E
estesbob
Guest
The fact that many Catholics reject Church teaching is irrelevant when discerning:The church does not endorse political candidates because it would open itself up to legal / IRS issues. If the legal / taxation issues were not a factor, I don’t know if the church would endorse candidates or not. I suspect that certain priests would make endorsements of candidates, while others would refrain from doing so.
As you have said, the church leaves the discernment up to the individual. However, discernment by definition is unique to each individual. Discernment is not collective. Your discernment is yours and yours alone. In the 2008 and 2012 elections, a majority of our fellow Catholics discerned differently than you did.
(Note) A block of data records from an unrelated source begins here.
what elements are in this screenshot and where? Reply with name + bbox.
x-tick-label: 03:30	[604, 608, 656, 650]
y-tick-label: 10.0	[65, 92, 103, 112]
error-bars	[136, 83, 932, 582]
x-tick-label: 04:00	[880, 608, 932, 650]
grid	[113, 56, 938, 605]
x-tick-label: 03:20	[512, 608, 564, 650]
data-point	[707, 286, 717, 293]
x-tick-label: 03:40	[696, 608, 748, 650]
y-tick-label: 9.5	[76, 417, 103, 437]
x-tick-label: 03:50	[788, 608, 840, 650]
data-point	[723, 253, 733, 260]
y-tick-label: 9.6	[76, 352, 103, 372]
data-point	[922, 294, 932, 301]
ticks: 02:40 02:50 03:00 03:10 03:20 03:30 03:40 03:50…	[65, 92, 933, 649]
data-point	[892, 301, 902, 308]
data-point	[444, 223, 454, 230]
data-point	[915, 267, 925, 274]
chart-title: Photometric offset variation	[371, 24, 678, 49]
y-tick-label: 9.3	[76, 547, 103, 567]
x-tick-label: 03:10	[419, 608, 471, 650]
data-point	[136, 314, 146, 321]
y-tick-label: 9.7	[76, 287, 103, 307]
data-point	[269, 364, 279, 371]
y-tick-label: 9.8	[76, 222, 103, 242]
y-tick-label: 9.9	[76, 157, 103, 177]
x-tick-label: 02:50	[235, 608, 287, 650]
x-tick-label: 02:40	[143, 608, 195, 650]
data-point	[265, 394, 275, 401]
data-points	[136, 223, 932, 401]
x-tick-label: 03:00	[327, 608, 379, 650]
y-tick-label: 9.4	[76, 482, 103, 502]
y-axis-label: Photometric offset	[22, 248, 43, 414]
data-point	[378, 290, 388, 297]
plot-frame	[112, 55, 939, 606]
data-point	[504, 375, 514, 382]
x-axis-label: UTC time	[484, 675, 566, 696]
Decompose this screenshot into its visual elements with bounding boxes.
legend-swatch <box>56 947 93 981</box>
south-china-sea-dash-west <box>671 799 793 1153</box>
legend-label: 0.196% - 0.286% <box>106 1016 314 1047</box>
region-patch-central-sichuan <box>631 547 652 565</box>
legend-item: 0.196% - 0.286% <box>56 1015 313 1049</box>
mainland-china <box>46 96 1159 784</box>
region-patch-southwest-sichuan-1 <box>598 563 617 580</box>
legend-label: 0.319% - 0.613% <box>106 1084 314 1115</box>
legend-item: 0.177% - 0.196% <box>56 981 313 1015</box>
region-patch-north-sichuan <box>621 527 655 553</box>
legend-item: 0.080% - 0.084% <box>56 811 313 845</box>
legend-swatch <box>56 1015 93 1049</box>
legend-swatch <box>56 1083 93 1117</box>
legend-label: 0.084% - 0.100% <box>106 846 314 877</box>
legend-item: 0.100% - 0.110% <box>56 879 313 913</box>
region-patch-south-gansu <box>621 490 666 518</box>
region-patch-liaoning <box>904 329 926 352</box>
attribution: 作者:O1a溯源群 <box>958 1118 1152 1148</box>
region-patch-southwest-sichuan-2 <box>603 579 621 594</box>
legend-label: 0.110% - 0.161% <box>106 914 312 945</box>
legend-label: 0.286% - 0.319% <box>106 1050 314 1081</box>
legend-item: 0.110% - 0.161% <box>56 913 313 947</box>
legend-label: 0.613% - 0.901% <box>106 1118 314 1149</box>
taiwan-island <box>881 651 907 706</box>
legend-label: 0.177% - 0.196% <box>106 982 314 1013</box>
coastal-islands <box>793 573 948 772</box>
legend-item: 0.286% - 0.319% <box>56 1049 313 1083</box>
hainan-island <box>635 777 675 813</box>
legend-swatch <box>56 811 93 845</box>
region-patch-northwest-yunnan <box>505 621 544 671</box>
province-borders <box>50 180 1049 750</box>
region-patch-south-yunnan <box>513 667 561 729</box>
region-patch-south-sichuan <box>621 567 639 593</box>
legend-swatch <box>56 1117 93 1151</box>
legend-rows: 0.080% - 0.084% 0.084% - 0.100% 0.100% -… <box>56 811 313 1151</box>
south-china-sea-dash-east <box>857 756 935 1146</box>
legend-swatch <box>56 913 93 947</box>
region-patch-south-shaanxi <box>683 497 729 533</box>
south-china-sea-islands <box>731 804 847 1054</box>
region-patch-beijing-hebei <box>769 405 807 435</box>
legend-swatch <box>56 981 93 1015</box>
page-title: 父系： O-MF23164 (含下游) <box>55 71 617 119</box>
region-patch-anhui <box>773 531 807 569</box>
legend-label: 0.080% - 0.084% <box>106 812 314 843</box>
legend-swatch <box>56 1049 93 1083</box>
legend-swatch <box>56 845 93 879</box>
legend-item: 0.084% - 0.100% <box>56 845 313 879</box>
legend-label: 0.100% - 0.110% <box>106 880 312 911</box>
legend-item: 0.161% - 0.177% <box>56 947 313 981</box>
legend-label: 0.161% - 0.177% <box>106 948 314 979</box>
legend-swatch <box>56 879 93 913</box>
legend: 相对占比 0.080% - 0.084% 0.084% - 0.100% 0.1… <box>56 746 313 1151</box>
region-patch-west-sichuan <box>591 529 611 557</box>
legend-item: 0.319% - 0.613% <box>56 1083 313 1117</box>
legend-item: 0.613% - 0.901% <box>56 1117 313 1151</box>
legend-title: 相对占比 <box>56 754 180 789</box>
1790 A human being must always obey the certain judgment of his conscience. If he were deliberately to act against it, he would condemn himself. Yet it can happen that moral conscience remains in ignorance and makes erroneous judgments about acts to be performed or already committed.
1791 This ignorance can often be imputed to personal responsibility. This is the case when a man "takes little trouble to find out what is true and good, or when conscience is by degrees almost blinded through the habit of committing sin."59 In such cases, the person is culpable for the evil he commits.
1792 Ignorance of Christ and his Gospel, bad example given by others, enslavement to one’s passions,** assertion of a mistaken notion of autonomy of conscience,** rejection of the Church’s authority and her teaching, lack of conversion and of charity: these can be at the source of errors of judgment in moral conduct.
1793 If - on the contrary - the ignorance is invincible, or the moral subject is not responsible for his erroneous judgment, the evil committed by the person cannot be imputed to him. It remains no less an evil, a privation, a disorder. One must therefore work to correct the errors of moral conscience.